ChanganVR / RelationalGraphLearning

[IROS20] Relational graph learning for crowd navigation
132 stars 41 forks source link

memory leak for multi-human policies #22

Open huiwenzhang opened 1 year ago

huiwenzhang commented 1 year ago

Hi, when running the multi-human policy, such as sarl, lstm-rl, I noticed that there is drastic memory increase with training going on. The used memory increased from about 4G to 20G after 100 episodes training. I debug for a long time, but still no clue about what's going wrong there. @ChanganVR Pls have a look.

ChanganVR commented 1 year ago

@huiwenzhang Not such issue has been reported before. Maybe you could check whether your pytorch and CUDA version are compatible.

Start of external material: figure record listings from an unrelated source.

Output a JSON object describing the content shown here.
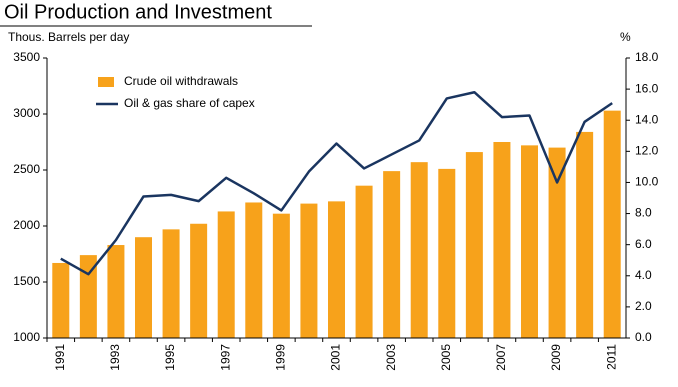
{
  "chart_data": {
    "type": "bar",
    "title": "Oil Production and Investment",
    "y_label": "Thous. Barrels per day",
    "y2_label": "%",
    "categories": [
      "1991",
      null,
      "1993",
      null,
      "1995",
      null,
      "1997",
      null,
      "1999",
      null,
      "2001",
      null,
      "2003",
      null,
      "2005",
      null,
      "2007",
      null,
      "2009",
      null,
      "2011"
    ],
    "series": [
      {
        "name": "Crude oil withdrawals",
        "type": "bar",
        "color": "#f7a21b",
        "values": [
          1670,
          1740,
          1830,
          1900,
          1970,
          2020,
          2130,
          2210,
          2110,
          2200,
          2220,
          2360,
          2490,
          2570,
          2510,
          2660,
          2750,
          2720,
          2700,
          2840,
          3030
        ]
      },
      {
        "name": "Oil & gas share of capex",
        "type": "line",
        "color": "#1a3560",
        "axis": "y2",
        "values": [
          5.1,
          4.1,
          6.3,
          9.1,
          9.2,
          8.8,
          10.3,
          9.3,
          8.2,
          10.7,
          12.5,
          10.9,
          11.8,
          12.7,
          15.4,
          15.8,
          14.2,
          14.3,
          10.0,
          13.9,
          15.1
        ]
      }
    ],
    "ylim": [
      1000,
      3500
    ],
    "yticks": [
      1000,
      1500,
      2000,
      2500,
      3000,
      3500
    ],
    "y2lim": [
      0,
      18
    ],
    "y2ticks": [
      {
        "value": 0,
        "label": "0.0"
      },
      {
        "value": 2,
        "label": "2.0"
      },
      {
        "value": 4,
        "label": "4.0"
      },
      {
        "value": 6,
        "label": "6.0"
      },
      {
        "value": 8,
        "label": "8.0"
      },
      {
        "value": 10,
        "label": "10.0"
      },
      {
        "value": 12,
        "label": "12.0"
      },
      {
        "value": 14,
        "label": "14.0"
      },
      {
        "value": 16,
        "label": "16.0"
      },
      {
        "value": 18,
        "label": "18.0"
      }
    ],
    "grid": false,
    "legend": "top-left"
  }
}
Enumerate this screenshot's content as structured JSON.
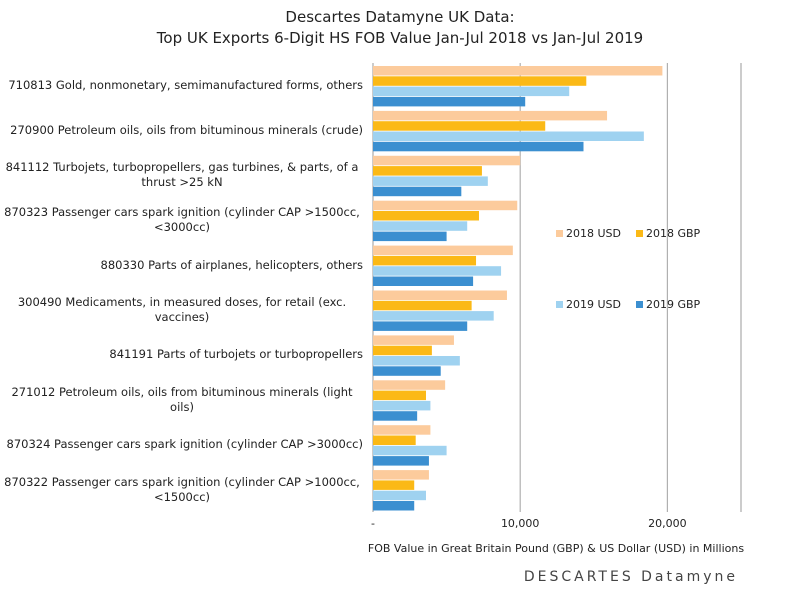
{
  "chart_data": {
    "type": "bar",
    "orientation": "horizontal",
    "title": "Descartes Datamyne UK Data:",
    "subtitle": "Top UK Exports 6-Digit HS FOB Value Jan-Jul 2018 vs Jan-Jul 2019",
    "x_label": "FOB Value in Great Britain Pound (GBP) & US Dollar (USD) in Millions",
    "categories": [
      "710813 Gold, nonmonetary, semimanufactured forms, others",
      "270900 Petroleum oils, oils from bituminous minerals (crude)",
      "841112 Turbojets, turbopropellers, gas turbines, & parts, of a thrust >25 kN",
      "870323 Passenger cars spark ignition (cylinder CAP >1500cc, <3000cc)",
      "880330 Parts of airplanes, helicopters, others",
      "300490 Medicaments, in measured doses, for retail (exc. vaccines)",
      "841191 Parts of turbojets or turbopropellers",
      "271012 Petroleum oils, oils from bituminous minerals (light oils)",
      "870324 Passenger cars spark ignition (cylinder CAP >3000cc)",
      "870322 Passenger cars spark ignition (cylinder CAP >1000cc, <1500cc)"
    ],
    "series": [
      {
        "name": "2018 USD",
        "color": "#fccb9c",
        "values": [
          19660,
          15900,
          10000,
          9800,
          9500,
          9100,
          5500,
          4900,
          3900,
          3800
        ]
      },
      {
        "name": "2018 GBP",
        "color": "#fbb916",
        "values": [
          14490,
          11700,
          7400,
          7200,
          7000,
          6700,
          4000,
          3600,
          2900,
          2800
        ]
      },
      {
        "name": "2019 USD",
        "color": "#9fd2f0",
        "values": [
          13330,
          18400,
          7800,
          6400,
          8700,
          8200,
          5900,
          3900,
          5000,
          3600
        ]
      },
      {
        "name": "2019 GBP",
        "color": "#3b8fd0",
        "values": [
          10340,
          14300,
          6000,
          5000,
          6800,
          6400,
          4600,
          3000,
          3800,
          2800
        ]
      }
    ],
    "xlim": [
      0,
      25000
    ],
    "xticks": [
      {
        "value": 0,
        "label": "-"
      },
      {
        "value": 10000,
        "label": "10,000"
      },
      {
        "value": 20000,
        "label": "20,000"
      }
    ],
    "grid": true,
    "legend_position": "right",
    "logo": "DESCARTES Datamyne"
  }
}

Sometimes that could have an effect on the memory consumption.

huiwenzhang commented 1 year ago

@huiwenzhang Not such issue has been reported before. Maybe you could check whether your pytorch and CUDA version are compatible. Sometimes that could have an effect on the memory consumption.

I used pytorch version 2.0.1 with cuda version 11.8. The local cuda version is 12.1. According to the official doc of pytorch, newer cuda version is also supported. Besides, I didn't use GPU as you suggested. But the problem still exist. Training with cadrl and rgl policy is fine. Do you have any other guess about the memory leak?

ChanganVR commented 1 year ago

@huiwenzhang I see. I don't have a clue what could be causing the issue. You could debug by removing all codes and adding back parts by parts until the issue occurs.